Since this is yet another ‘quick and dirty’ script born of laziness, I find myself once more using Perl to do my dirty work, in turn calling openssl to do the truly difficult stuff. The script is called “checkssl.”

checkssl

Give checkssl an IP or hostname and it will go check the site for you:

checkssl

The colors in the output match the issuer of one certificate with the subject of the next level up in the chain, and note that the server certificate (the first cert) has its expiry date listed for convenience.

Rather than simply reformat the output from openssl, the script notes errors on any level of certificate and will display them. It also does its own validation of the order in which certificates were received, and compares them to the order they should be in, and will warn you if the certificates are out of order. Most browsers won’t care if this is the case, but every now and again some lame SSL implementation will fail if they’re not. The script also identifies certificates sent to the client that are not in the chain. Yes, that does happen!

SNI

Developing this script also reminded me about SNI (Server Name Indication), which I had forgotten about, but is necessary to connect to some sites. In a normal SSL connection, encryption is negotiated prior to the client requesting a site and path. The server certificate has to be sent before the client says which server it wants to connect to, and that’s why traditionally it’s only possible to have one SSL site hosted on each IP.

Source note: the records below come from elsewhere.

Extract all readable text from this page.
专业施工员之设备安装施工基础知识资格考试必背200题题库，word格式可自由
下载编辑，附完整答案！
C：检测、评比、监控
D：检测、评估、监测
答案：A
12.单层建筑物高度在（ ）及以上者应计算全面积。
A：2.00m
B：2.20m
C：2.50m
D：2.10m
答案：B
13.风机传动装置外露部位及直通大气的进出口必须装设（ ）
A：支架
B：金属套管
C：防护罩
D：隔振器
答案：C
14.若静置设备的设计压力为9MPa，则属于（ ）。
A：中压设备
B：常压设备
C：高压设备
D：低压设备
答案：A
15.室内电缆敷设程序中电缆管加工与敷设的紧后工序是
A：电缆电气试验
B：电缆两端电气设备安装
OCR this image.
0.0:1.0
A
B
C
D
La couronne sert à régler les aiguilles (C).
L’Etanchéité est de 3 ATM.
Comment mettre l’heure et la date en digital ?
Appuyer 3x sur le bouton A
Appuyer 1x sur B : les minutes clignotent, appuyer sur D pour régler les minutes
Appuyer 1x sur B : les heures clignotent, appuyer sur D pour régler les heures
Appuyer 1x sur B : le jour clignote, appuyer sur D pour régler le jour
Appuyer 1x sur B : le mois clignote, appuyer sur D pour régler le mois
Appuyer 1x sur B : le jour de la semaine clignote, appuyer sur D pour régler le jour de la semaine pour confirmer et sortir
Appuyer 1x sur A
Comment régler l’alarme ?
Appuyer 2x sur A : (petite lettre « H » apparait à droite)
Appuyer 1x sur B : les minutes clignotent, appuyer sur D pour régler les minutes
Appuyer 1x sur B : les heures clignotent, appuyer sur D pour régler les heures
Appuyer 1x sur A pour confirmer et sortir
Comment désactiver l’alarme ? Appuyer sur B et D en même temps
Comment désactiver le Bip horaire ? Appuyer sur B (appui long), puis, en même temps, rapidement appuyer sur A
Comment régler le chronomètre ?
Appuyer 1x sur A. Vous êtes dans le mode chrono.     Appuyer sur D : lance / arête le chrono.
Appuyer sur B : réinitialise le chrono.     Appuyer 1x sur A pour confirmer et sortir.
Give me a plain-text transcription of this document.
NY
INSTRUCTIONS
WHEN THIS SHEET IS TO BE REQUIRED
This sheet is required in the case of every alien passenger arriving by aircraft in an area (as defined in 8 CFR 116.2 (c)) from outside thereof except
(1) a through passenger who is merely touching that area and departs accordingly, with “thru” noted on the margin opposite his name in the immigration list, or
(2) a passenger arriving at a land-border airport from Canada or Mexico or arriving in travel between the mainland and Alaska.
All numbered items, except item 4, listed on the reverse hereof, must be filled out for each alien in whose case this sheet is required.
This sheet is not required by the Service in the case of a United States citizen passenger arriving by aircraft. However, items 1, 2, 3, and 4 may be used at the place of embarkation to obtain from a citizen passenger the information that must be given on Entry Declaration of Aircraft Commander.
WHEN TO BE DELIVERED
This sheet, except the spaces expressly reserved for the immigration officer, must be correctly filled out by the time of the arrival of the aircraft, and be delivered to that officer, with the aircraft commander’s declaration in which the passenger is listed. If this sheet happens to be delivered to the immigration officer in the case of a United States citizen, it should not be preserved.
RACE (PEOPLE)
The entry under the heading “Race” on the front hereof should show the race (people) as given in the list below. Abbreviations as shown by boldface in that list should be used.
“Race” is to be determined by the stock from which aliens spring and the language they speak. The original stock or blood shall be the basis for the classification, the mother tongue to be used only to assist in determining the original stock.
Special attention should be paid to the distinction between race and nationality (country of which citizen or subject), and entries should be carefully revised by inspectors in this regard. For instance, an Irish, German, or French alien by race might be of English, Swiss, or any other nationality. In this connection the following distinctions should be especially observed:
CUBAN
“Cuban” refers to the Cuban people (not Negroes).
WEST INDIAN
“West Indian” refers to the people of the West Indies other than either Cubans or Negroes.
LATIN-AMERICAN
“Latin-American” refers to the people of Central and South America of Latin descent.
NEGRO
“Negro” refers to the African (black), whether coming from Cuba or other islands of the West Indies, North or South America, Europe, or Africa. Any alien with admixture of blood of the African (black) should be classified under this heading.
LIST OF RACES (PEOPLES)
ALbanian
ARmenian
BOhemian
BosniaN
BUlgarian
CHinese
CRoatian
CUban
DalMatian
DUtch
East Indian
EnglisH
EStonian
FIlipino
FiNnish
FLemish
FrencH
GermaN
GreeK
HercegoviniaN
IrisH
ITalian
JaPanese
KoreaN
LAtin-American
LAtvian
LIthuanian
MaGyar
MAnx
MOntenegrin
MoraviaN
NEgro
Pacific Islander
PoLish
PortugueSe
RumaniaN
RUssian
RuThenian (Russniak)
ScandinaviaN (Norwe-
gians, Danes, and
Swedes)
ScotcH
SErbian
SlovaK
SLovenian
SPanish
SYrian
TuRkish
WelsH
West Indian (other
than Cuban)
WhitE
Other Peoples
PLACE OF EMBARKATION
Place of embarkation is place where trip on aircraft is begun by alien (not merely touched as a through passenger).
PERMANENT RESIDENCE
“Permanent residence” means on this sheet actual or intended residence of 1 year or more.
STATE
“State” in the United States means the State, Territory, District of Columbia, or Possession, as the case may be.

SNI is an extension to TLS that allows the client to specify the hostname of the site it wants to connect to, as part of the initial negotiation. That information allows the web server (or any device proxying the SSL connection on the server’s behalf) to switch in the correct certificate for that site when setting up the TLS connection. That way you can have unlimited SSL sites running on a single IP. I would posit that most sites do not use this, because not every client supports it, but some most certainly do, and to connect to those sites requires an additional openssl option to be set.

SNI Support – Type 1

The checkssl script will try to connect without SNI at first. If that fails, the script will automatically try again using SNI, sending the command argument as the hostname:

➜  checkssl git:(master) ./checkssl.pl www.somesite.com

Initial connect failed. Trying again with SNI...

checkssl:

  Target: www.somesite.com:443  (requires SNI)
[...]

SNI Support – Type 2

In the event that checkssl is called with an IP address rather than a hostname, a second argument can be given, which is the FQDN to be used in SNI, e.g.

checkssl 1.2.3.4 www.microsoft.com

Think Lazy™

This script is arguably more of a time saver than the previous scripts, in as much as it is pulling together multiple commands and doing an additional level of analysis that is not included in the underlying tools by default. It solves a problem for internal websites, and some testing on a number of sites has revealed some fascinating behavior that would not otherwise have been noticed. Can’t argue with that.

GitHub

soon-squirrel

Yes, but I need some time to sanitize it first. Hang in there; your laughter can wait a little.